NASA researchers have designed and built a new circuit chip that can "take the heat of a blast furnace and keep on performing."

NASA researchers have designed and built a new circuit chip that can "take the heat of a blast furnace and keep on performing," according to a story at Network World, which is also being dissected over at Slashdot. Here's a summary:

Silicon Carbide (SiC) chips can operate in 600 degrees Celsius or 1,112 degrees Fahrenheit where conventional silicon-based electronics - limited to about 350 C - would fail. In the past, integrated circuit chips could not withstand more than a few hours of high temperatures before degrading or failing. This chip exceeded 1,700 hours of continuous operation at 500 degrees Celsius - a breakthrough that represents a 100-fold increase in what has previously been achieved, NASA said.

The NASA chip is obviously designed for extreme conditions, as opposed to a traditional data center. It may be an apples vs. oranges comparison to view the NASA research as having short-term application in IT equipment in data center "hot spots." But there's been some discussion lately - notably at the Always On Stanford Summit in August - of developing data center equipment that won't require traditional cooling. Some see self-contained computing modules along the lines of Sun's Blackbox or IBM's Scalable Modular Data Center as the next step forward, while others see heat-resistant components as the best way forward.
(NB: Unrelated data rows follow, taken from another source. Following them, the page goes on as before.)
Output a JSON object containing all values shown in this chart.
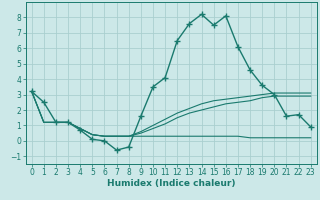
{
  "xlabel": "Humidex (Indice chaleur)",
  "x": [
    0,
    1,
    2,
    3,
    4,
    5,
    6,
    7,
    8,
    9,
    10,
    11,
    12,
    13,
    14,
    15,
    16,
    17,
    18,
    19,
    20,
    21,
    22,
    23
  ],
  "line1": [
    3.2,
    2.5,
    1.2,
    1.2,
    0.7,
    0.1,
    0.0,
    -0.6,
    -0.4,
    1.6,
    3.5,
    4.1,
    6.5,
    7.6,
    8.2,
    7.5,
    8.1,
    6.1,
    4.6,
    3.6,
    3.0,
    1.6,
    1.7,
    0.9
  ],
  "line2": [
    3.2,
    1.2,
    1.2,
    1.2,
    0.8,
    0.4,
    0.3,
    0.3,
    0.3,
    0.3,
    0.3,
    0.3,
    0.3,
    0.3,
    0.3,
    0.3,
    0.3,
    0.3,
    0.2,
    0.2,
    0.2,
    0.2,
    0.2,
    0.2
  ],
  "line3": [
    3.2,
    1.2,
    1.2,
    1.2,
    0.8,
    0.4,
    0.3,
    0.3,
    0.3,
    0.5,
    0.8,
    1.1,
    1.5,
    1.8,
    2.0,
    2.2,
    2.4,
    2.5,
    2.6,
    2.8,
    2.9,
    2.9,
    2.9,
    2.9
  ],
  "line4": [
    3.2,
    1.2,
    1.2,
    1.2,
    0.8,
    0.4,
    0.3,
    0.3,
    0.3,
    0.6,
    1.0,
    1.4,
    1.8,
    2.1,
    2.4,
    2.6,
    2.7,
    2.8,
    2.9,
    3.0,
    3.1,
    3.1,
    3.1,
    3.1
  ],
  "line_color": "#1a7a6e",
  "bg_color": "#cce8e8",
  "grid_color": "#aacfcf",
  "ylim": [
    -1.5,
    9.0
  ],
  "xlim": [
    -0.5,
    23.5
  ],
  "yticks": [
    -1,
    0,
    1,
    2,
    3,
    4,
    5,
    6,
    7,
    8
  ],
  "xticks": [
    0,
    1,
    2,
    3,
    4,
    5,
    6,
    7,
    8,
    9,
    10,
    11,
    12,
    13,
    14,
    15,
    16,
    17,
    18,
    19,
    20,
    21,
    22,
    23
  ],
  "marker": "+",
  "marker_size": 4.5,
  "linewidth": 1.0
}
"We do have a number of data center components now available that are rugged enough to withstand constant 50-degree Centigrade (122-degree Fahrenheit) temperatures," Steve Sams, IBM vice president of global sites and facilities, said at the Always On forum. "It's not hard to imagine that we'll eventually get to full data centers that won't need cooling equipment. These will be hundreds of times more efficient. And what a savings in power draw that will be."